Six weeks · self-paced

The Course

Unofficial preparation materials based on public exam-topic study. Not affiliated with or endorsed by Anthropic.

This is the full written course, built from the official Claude+Certified+Architect+–+Foundations+Certification+Exam+Guide.pdf. It is written as a teachable program, not just a syllabus. Each week contains lecture content, guided exercises, quiz material, and a weekly test with answer keys.

How To Use This Course

  • Read the lectures in order.
  • Complete the guided exercises before checking the sample answers.
  • Take the weekly quiz closed-book.
  • Take the weekly test timed.
  • Keep a running error log of concepts you miss repeatedly.

Exam Domain Weighting

DomainWeight
Agentic Architecture & Orchestration27%
Tool Design & MCP Integration18%
Claude Code Configuration & Workflows20%
Prompt Engineering & Structured Output20%
Context Management & Reliability15%

Course Outcomes

By the end of this course you should be able to:

  • implement an agentic loop correctly using stop_reason
  • design coordinator-subagent systems with explicit context passing
  • write MCP tools with strong descriptions and structured error contracts
  • configure Claude Code for team workflows and CI
  • design prompts and schemas for reliable structured output
  • manage long context, escalation, error propagation, confidence, and provenance in production systems

How To Study This Course Deeply

This course is strongest when studied from first principles rather than as a list of product facts. For every topic, ask four questions:

  1. What problem is this mechanism solving?
  2. What goes wrong if the mechanism is omitted or misused?
  3. Which part of the system owns the fix: prompt, tool design, orchestration, schema, or evaluation?
  4. What is the smallest change that improves reliability without over-engineering?

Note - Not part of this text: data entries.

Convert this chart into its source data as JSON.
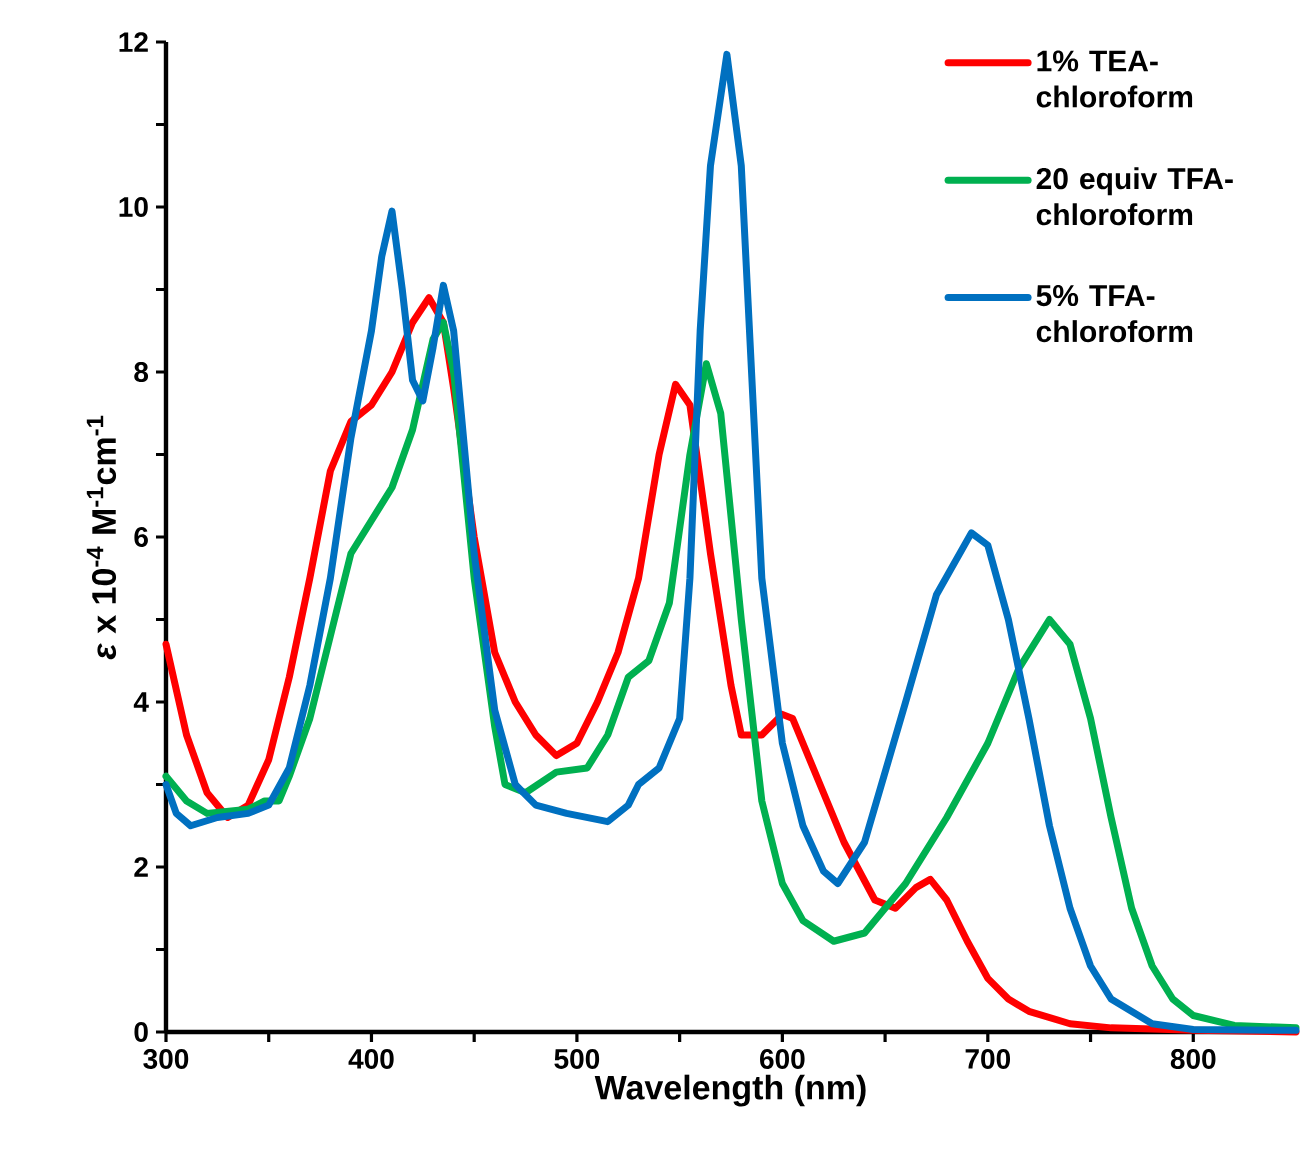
{
  "chart_data": {
    "type": "line",
    "xlabel": "Wavelength (nm)",
    "ylabel": "*ε* x 10$^{-4}$ M$^{-1}$cm$^{-1}$",
    "xlim": [
      300,
      850
    ],
    "ylim": [
      0,
      12
    ],
    "xticks": [
      300,
      {
        "value": 350,
        "label": null
      },
      400,
      {
        "value": 450,
        "label": null
      },
      500,
      {
        "value": 550,
        "label": null
      },
      600,
      {
        "value": 650,
        "label": null
      },
      700,
      {
        "value": 750,
        "label": null
      },
      800
    ],
    "yticks": [
      0,
      {
        "value": 1,
        "label": null
      },
      2,
      {
        "value": 3,
        "label": null
      },
      4,
      {
        "value": 5,
        "label": null
      },
      6,
      {
        "value": 7,
        "label": null
      },
      8,
      {
        "value": 9,
        "label": null
      },
      10,
      {
        "value": 11,
        "label": null
      },
      12
    ],
    "legend": "top right",
    "grid": false,
    "marker": "none",
    "line_style": "solid",
    "series": [
      {
        "name": "1% TEA-chloroform",
        "color": "#ff0000",
        "x": [
          300,
          310,
          320,
          330,
          340,
          350,
          360,
          370,
          380,
          390,
          400,
          410,
          420,
          428,
          435,
          440,
          450,
          460,
          470,
          480,
          490,
          500,
          510,
          520,
          530,
          540,
          548,
          555,
          565,
          575,
          580,
          590,
          600,
          605,
          620,
          630,
          645,
          655,
          665,
          672,
          680,
          690,
          700,
          710,
          720,
          740,
          760,
          800,
          850
        ],
        "values": [
          4.7,
          3.6,
          2.9,
          2.6,
          2.75,
          3.3,
          4.3,
          5.5,
          6.8,
          7.4,
          7.6,
          8.0,
          8.6,
          8.9,
          8.6,
          7.8,
          6.0,
          4.6,
          4.0,
          3.6,
          3.35,
          3.5,
          4.0,
          4.6,
          5.5,
          7.0,
          7.85,
          7.6,
          5.8,
          4.2,
          3.6,
          3.6,
          3.85,
          3.8,
          2.9,
          2.3,
          1.6,
          1.5,
          1.75,
          1.85,
          1.6,
          1.1,
          0.65,
          0.4,
          0.25,
          0.1,
          0.05,
          0.02,
          0.0
        ]
      },
      {
        "name": "20 equiv TFA-chloroform",
        "color": "#00b050",
        "x": [
          300,
          310,
          320,
          340,
          348,
          355,
          360,
          370,
          380,
          390,
          400,
          410,
          420,
          430,
          435,
          440,
          450,
          460,
          465,
          475,
          490,
          505,
          515,
          525,
          535,
          545,
          555,
          563,
          570,
          580,
          590,
          600,
          610,
          625,
          640,
          660,
          680,
          700,
          715,
          730,
          740,
          750,
          760,
          770,
          780,
          790,
          800,
          820,
          850
        ],
        "values": [
          3.1,
          2.8,
          2.65,
          2.7,
          2.8,
          2.8,
          3.1,
          3.8,
          4.8,
          5.8,
          6.2,
          6.6,
          7.3,
          8.4,
          8.6,
          8.0,
          5.5,
          3.7,
          3.0,
          2.9,
          3.15,
          3.2,
          3.6,
          4.3,
          4.5,
          5.2,
          7.0,
          8.1,
          7.5,
          5.0,
          2.8,
          1.8,
          1.35,
          1.1,
          1.2,
          1.8,
          2.6,
          3.5,
          4.4,
          5.0,
          4.7,
          3.8,
          2.6,
          1.5,
          0.8,
          0.4,
          0.2,
          0.08,
          0.05
        ]
      },
      {
        "name": "5% TFA-chloroform",
        "color": "#0070c0",
        "x": [
          300,
          305,
          312,
          325,
          340,
          350,
          360,
          370,
          380,
          390,
          400,
          405,
          410,
          415,
          420,
          425,
          430,
          435,
          440,
          450,
          460,
          470,
          480,
          495,
          515,
          525,
          530,
          540,
          550,
          555,
          560,
          565,
          573,
          580,
          585,
          590,
          600,
          610,
          620,
          627,
          640,
          660,
          675,
          692,
          700,
          710,
          720,
          730,
          740,
          750,
          760,
          780,
          800,
          850
        ],
        "values": [
          3.0,
          2.65,
          2.5,
          2.6,
          2.65,
          2.75,
          3.2,
          4.2,
          5.5,
          7.2,
          8.5,
          9.4,
          9.95,
          9.0,
          7.9,
          7.65,
          8.3,
          9.05,
          8.5,
          5.8,
          3.9,
          3.0,
          2.75,
          2.65,
          2.55,
          2.75,
          3.0,
          3.2,
          3.8,
          5.5,
          8.5,
          10.5,
          11.85,
          10.5,
          8.0,
          5.5,
          3.5,
          2.5,
          1.95,
          1.8,
          2.3,
          4.0,
          5.3,
          6.05,
          5.9,
          5.0,
          3.8,
          2.5,
          1.5,
          0.8,
          0.4,
          0.1,
          0.03,
          0.02
        ]
      }
    ]
  }
}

This matters because the exam is not primarily a documentation recall test. It is a systems judgment test. Strong answers usually come from understanding why a pattern exists, not just remembering that it exists.

As you read each week, use this sequence:

  • first principles: understand what the system is trying to accomplish
  • mechanism: learn the design pattern or feature
  • failure mode: understand how that mechanism breaks
  • intervention: choose the most proportionate fix
  • transfer: apply the same reasoning to a new scenario

If you teach this course, do not rush past the failure-mode step. Students often recognize a correct pattern when shown directly, but they struggle to diagnose when that pattern is the missing piece in a realistic production scenario.